Attendu que le Tribunal trouve en la cause suffisamment d'éléments pour allouer à Madame Monique A...épouse B..., qui invoque une atteinte à ses droits patrimoniaux et moraux d'auteur sans ensuite distinguer dans le montant des dommages- intérêts réclamés, la somme de 10. 000 euros à titre de dommages- intérêts, toutes causes de préjudices confondues ;

Que le préjudice étant ainsi intégralement réparé, il n'y a pas lieu au surplus d'autoriser la publication de la présente décision.

- Sur les autres demandes

Attendu que l'action de Madame Monique A...épouse B...ayant partiellement prospéré, Madame Corinne C...et la société LES EDITIONS DIDIER ne pourront qu'être déboutées de leur demande reconventionnelle en paiement de dommages- intérêts pour procédure abusive ;

Attendu qu'il y a lieu de condamner in solidum Madame Corinne C...et la société LES EDITIONS DIDIER, partie perdante, aux dépens qui seront recouvrés conformément aux dispositions de l'article 699 du Code de procédure civile ;

Qu'en outre, elles doivent être condamnées in solidum à verser à Madame Monique A...épouse B..., qui a dû exposer des frais irrépétibles pour faire valoir ses droits, une indemnité au titre de l'article 700 du Code de procédure civile qu'il est équitable de fixer à la somme de 4. 000 euros.
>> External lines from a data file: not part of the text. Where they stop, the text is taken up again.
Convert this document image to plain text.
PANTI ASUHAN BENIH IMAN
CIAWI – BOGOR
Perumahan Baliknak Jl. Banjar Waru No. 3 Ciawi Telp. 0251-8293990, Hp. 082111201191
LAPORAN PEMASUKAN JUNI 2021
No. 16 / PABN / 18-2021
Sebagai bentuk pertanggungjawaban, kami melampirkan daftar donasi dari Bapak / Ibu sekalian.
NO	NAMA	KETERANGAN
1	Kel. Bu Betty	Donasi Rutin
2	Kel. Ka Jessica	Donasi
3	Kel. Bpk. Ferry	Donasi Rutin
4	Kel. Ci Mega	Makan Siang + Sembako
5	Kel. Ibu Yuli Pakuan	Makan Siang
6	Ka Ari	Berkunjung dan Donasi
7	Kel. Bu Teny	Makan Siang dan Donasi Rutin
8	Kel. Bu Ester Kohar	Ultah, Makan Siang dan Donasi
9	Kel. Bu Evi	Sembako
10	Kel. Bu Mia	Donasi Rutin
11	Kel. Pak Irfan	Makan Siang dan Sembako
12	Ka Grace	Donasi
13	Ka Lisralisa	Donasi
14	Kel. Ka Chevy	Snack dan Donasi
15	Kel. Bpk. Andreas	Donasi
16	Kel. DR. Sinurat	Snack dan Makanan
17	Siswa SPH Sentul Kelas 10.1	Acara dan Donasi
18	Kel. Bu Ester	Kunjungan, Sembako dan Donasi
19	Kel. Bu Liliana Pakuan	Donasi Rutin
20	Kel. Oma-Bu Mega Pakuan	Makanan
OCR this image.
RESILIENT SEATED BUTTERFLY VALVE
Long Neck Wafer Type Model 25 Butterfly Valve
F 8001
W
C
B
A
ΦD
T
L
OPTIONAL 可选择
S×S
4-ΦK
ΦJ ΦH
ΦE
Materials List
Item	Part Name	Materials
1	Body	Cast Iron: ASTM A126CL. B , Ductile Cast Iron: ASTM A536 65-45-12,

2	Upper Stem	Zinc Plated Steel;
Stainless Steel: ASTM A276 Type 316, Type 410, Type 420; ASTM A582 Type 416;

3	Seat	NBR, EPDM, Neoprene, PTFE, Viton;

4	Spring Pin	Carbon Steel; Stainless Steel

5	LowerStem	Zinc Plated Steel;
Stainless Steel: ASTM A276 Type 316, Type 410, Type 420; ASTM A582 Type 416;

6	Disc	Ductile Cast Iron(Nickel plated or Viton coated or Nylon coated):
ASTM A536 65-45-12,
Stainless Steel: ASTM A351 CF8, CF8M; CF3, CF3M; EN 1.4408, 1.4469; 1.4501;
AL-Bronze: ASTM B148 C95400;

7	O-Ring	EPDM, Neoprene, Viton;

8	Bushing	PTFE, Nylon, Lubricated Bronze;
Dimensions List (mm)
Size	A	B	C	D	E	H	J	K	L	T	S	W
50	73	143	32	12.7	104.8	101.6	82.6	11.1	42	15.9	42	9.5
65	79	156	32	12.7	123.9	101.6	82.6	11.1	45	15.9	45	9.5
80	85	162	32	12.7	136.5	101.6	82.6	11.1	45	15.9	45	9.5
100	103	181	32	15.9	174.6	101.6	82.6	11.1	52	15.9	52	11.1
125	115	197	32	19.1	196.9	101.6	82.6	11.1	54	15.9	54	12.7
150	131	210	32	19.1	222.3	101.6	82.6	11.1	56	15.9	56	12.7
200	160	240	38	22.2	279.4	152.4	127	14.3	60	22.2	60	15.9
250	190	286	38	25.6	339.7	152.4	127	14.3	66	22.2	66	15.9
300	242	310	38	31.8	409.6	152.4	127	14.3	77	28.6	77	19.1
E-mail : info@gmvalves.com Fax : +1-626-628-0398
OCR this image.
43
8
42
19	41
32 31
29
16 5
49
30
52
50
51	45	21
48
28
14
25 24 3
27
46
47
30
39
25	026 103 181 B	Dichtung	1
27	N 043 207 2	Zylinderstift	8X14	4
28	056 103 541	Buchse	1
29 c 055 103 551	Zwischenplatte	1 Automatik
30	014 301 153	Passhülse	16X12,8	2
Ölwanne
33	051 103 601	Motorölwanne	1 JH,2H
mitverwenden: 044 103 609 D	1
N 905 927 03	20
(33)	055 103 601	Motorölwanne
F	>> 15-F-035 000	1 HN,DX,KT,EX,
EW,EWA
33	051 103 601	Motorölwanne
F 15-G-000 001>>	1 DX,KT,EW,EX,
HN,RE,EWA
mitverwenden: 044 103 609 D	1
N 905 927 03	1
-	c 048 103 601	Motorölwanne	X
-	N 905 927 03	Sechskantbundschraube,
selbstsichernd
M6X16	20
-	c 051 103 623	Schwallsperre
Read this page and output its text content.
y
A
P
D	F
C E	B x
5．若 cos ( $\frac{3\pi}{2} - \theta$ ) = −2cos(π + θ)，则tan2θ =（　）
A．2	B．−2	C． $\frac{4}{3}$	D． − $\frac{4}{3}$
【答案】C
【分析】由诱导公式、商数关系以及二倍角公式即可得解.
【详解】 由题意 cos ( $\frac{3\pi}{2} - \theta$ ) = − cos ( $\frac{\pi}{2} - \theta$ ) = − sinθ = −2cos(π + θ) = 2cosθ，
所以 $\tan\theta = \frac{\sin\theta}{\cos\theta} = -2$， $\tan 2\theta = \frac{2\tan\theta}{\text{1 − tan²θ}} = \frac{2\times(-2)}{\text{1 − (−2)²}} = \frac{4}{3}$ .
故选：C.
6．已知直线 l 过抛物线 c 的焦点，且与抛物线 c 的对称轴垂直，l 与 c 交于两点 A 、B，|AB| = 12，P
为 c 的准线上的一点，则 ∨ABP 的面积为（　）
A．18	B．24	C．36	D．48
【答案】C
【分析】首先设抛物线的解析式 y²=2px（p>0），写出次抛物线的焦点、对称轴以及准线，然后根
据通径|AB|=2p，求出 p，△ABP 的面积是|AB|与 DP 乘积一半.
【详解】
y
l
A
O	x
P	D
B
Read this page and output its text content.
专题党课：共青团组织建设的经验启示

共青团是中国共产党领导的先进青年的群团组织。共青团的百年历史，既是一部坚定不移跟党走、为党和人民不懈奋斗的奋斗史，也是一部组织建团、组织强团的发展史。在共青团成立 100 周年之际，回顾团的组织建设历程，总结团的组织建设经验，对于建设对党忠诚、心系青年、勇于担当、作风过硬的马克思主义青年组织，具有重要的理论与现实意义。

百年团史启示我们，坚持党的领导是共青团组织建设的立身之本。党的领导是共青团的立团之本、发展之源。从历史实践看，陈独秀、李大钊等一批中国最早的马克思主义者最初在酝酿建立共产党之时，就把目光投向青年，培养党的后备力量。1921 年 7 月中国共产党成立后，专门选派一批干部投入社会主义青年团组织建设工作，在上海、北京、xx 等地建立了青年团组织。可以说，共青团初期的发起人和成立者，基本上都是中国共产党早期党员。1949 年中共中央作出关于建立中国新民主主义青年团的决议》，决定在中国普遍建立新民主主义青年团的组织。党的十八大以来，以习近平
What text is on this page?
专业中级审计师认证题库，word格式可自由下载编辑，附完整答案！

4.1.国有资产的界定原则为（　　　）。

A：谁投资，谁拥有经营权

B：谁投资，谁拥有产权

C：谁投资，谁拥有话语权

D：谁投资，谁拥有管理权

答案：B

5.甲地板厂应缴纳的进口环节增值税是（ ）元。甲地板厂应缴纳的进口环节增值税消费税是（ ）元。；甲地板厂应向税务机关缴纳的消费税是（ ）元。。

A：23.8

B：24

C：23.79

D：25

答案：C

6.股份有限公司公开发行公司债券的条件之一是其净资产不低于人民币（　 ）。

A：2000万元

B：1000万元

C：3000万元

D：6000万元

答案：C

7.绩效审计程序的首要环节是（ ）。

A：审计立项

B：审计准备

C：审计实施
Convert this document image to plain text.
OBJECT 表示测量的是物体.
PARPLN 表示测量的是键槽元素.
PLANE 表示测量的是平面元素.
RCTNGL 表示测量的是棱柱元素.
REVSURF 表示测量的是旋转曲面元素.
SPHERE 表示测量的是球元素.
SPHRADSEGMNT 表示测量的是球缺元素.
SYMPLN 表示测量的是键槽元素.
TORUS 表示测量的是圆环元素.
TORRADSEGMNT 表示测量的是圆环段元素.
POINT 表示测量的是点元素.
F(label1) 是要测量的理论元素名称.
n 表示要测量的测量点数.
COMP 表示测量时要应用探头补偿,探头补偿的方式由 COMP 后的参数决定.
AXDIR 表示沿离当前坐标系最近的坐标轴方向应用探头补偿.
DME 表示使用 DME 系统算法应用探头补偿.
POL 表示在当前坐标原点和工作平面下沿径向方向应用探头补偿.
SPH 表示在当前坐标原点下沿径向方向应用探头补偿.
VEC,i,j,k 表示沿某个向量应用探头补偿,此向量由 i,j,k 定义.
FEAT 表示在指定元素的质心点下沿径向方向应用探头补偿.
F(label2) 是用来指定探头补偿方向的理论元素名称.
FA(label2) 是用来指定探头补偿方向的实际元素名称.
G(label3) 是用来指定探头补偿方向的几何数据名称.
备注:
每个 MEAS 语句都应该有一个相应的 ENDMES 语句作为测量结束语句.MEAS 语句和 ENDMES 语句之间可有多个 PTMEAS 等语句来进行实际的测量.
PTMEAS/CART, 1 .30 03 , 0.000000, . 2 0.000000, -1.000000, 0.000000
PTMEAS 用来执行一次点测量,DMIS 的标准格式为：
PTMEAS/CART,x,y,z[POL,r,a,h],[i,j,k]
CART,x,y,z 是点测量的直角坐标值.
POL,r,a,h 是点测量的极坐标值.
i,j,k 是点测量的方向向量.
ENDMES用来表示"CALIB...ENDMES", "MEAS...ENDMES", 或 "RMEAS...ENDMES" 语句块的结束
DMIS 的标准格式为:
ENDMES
Attendu que les circonstances de l'espèce justifient le prononcé de l'exécution provisoire, qui est en outre compatible avec la nature du litige.

PAR CES MOTIFS

Le Tribunal, statuant publiquement, par mise à disposition au greffe, par jugement contradictoire et rendu en premier ressort,

- REJETTE la demande de suppression des débats de la pièce adverse no 1 formée par Madame Monique A...épouse B...et sa demande de dommages- intérêts fondée sur l'article 41 de la loi du 29 juillet 1881 ;

- DIT qu'en diffusant l'ouvrage intitulé " Domino & Co- Livre du Professeur- Cycle 3- Niveau 1 " dont les pages 5, 6, 7, 8, 66, 62 et 63 reproduisent respectivement les pages 4, 5, 6, 7, 107, 108, 221 et 226 du Livre du Professeur " Lilli Marzipan- Cycle 3- niveau débutant " dont Madame Monique A...épouse B...et Madame Corinne C...sont coauteurs, Madame Corinne C...et la société LES EDITIONS DIDIER ont porté atteinte aux droits d'auteur de Madame Monique A...épouse B...;

En conséquence,

- CONDAMNE in solidum Madame Corinne C...et la société LES EDITIONS DIDIER à payer à Madame Monique A...épouse B...la somme de 10. 000 euros à titre de dommages- intérêts, toutes causes de préjudices confondues ;

- DEBOUTE Madame Monique A...épouse B...de sa demande au titre de la concurrence déloyale et parasitaire ;

- DEBOUTE Madame Corinne C...et la société LES EDITIONS DIDIER de leur demande reconventionnelle de dommages- intérêts pour procédure abusive ;

- CONDAMNE in solidum Madame Corinne C...et la société LES EDITIONS DIDIER à payer à Madame Monique A...épouse B...la somme de 4. 000 euros au titre de l'article 700 du Code de procédure civile ;

- REJETTE toutes demandes plus amples ou contraires ;

- CONDAMNE in solidum Madame Corinne C...et la société LES EDITIONS DIDIER aux dépens, qui seront recouvrés conformément aux dispositions de l'article 699 du Code de procédure civile ;

- ORDONNE l'exécution provisoire.

Fait et jugé à PARIS le 13 juin 2008.